With 1Password Business, you can use Advanced Protection to monitor sign-in attempts, so you can analyze the effect of your security policies and take any action required to protect your team.
You can use Advanced Protection if you’re an owner, administrator, or part of a group with the Manage Settings permission.

To review sign-in attempts, sign in to your account on 1Password.com, click Reports in the sidebar, then click “View report” in the “Sign-in attempts” section. The report shows sign-in attempts from the past 60 days if they:
- Are blocked or reported by firewall rules
- Failed because the 1Password app is outdated
- Failed due to an incorrect 1Password account password, Secret Key, or second factor
Failed unlock attempts performed on-device aren’t reported.
View sign-in activity
To view sign-in activity from a specific location, pan and zoom the map so you can see it.

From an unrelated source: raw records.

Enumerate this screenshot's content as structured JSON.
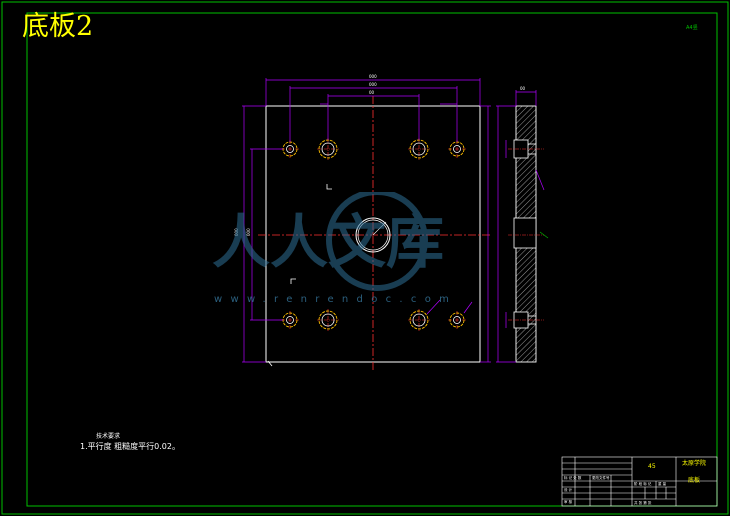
{
  "title": "底板2",
  "corner_label": "A4竖",
  "notes": {
    "heading": "技术要求",
    "item1": "1.平行度 粗糙度平行0.02。"
  },
  "title_block": {
    "material": "45",
    "school": "太原学院",
    "part_name": "底板"
  },
  "watermark": {
    "logo_text": "人人文库",
    "url": "www.renrendoc.com"
  },
  "colors": {
    "border": "#00c000",
    "part_outline": "#ffffff",
    "centerline": "#ff3030",
    "dimension": "#b000ff",
    "hole": "#ffc000",
    "hatch": "#ffffff",
    "title_text": "#ffff00"
  }
}
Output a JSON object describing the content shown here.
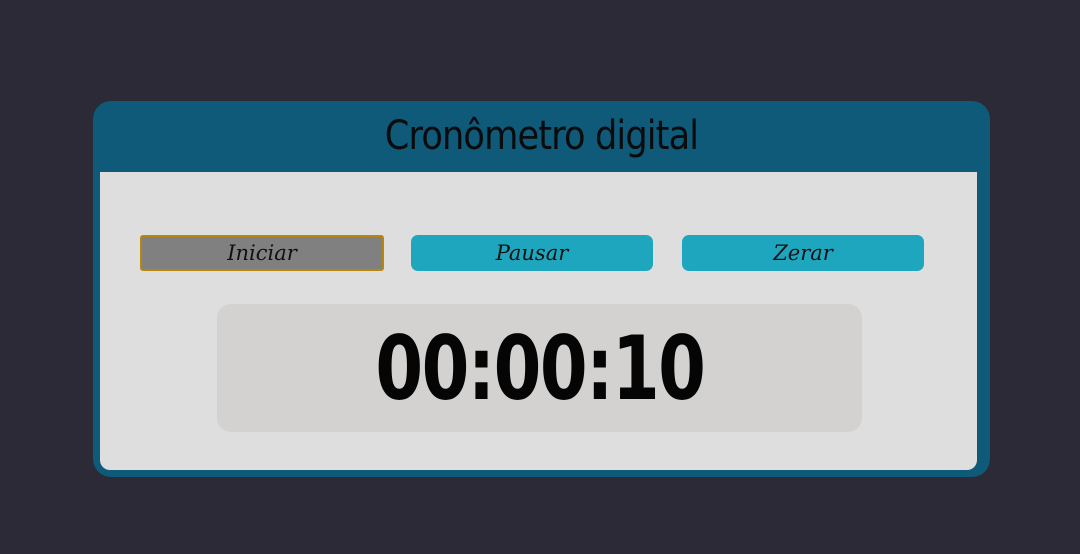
{
  "app": {
    "title": "Cronômetro digital"
  },
  "controls": {
    "start_label": "Iniciar",
    "pause_label": "Pausar",
    "reset_label": "Zerar"
  },
  "display": {
    "time": "00:00:10"
  },
  "colors": {
    "background": "#2b2a36",
    "header": "#0e5a78",
    "panel": "#dedede",
    "button_accent": "#1fa6bf",
    "button_active": "#808080",
    "display_bg": "#d3d2d0"
  }
}
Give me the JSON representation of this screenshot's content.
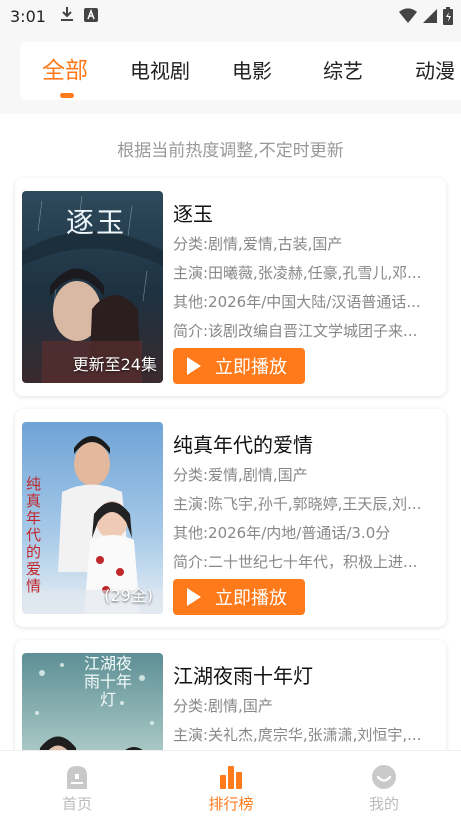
{
  "status_bar": {
    "time": "3:01"
  },
  "tabs": [
    {
      "label": "全部",
      "active": true
    },
    {
      "label": "电视剧",
      "active": false
    },
    {
      "label": "电影",
      "active": false
    },
    {
      "label": "综艺",
      "active": false
    },
    {
      "label": "动漫",
      "active": false
    }
  ],
  "hint": "根据当前热度调整,不定时更新",
  "items": [
    {
      "title": "逐玉",
      "category": "分类:剧情,爱情,古装,国产",
      "cast": "主演:田曦薇,张凌赫,任豪,孔雪儿,邓...",
      "other": "其他:2026年/中国大陆/汉语普通话...",
      "intro": "简介:该剧改编自晋江文学城团子来...",
      "badge": "更新至24集",
      "play_label": "立即播放",
      "poster_text": "逐玉"
    },
    {
      "title": "纯真年代的爱情",
      "category": "分类:爱情,剧情,国产",
      "cast": "主演:陈飞宇,孙千,郭晓婷,王天辰,刘...",
      "other": "其他:2026年/内地/普通话/3.0分",
      "intro": "简介:二十世纪七十年代，积极上进...",
      "badge": "(29全)",
      "play_label": "立即播放",
      "poster_text": "纯真年代的爱情"
    },
    {
      "title": "江湖夜雨十年灯",
      "category": "分类:剧情,国产",
      "cast": "主演:关礼杰,庹宗华,张潇潇,刘恒宇,...",
      "poster_text": "江湖夜雨十年灯"
    }
  ],
  "bottom_nav": [
    {
      "label": "首页",
      "icon": "home-icon",
      "active": false
    },
    {
      "label": "排行榜",
      "icon": "ranking-icon",
      "active": true
    },
    {
      "label": "我的",
      "icon": "profile-icon",
      "active": false
    }
  ],
  "colors": {
    "accent": "#ff7a1a",
    "muted": "#999999"
  }
}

To view the details of a specific event, select it from the timeline.
Each event shows why a sign-in attempt was blocked, reported, or otherwise failed, and includes:
- The date and time
- The email address for the account
- The operating system of the device
- The IP address and location

Adjust your security policies
If a sign-in attempt looks suspicious, you can block it until you have time to investigate. Click next to the location or IP address, then click Deny. You’ll see a new entry in your firewall rules.
If your security policies prevent your team members from signing in, you may need to adjust your firewall rules, two-factor authentication settings, or modern app requirements.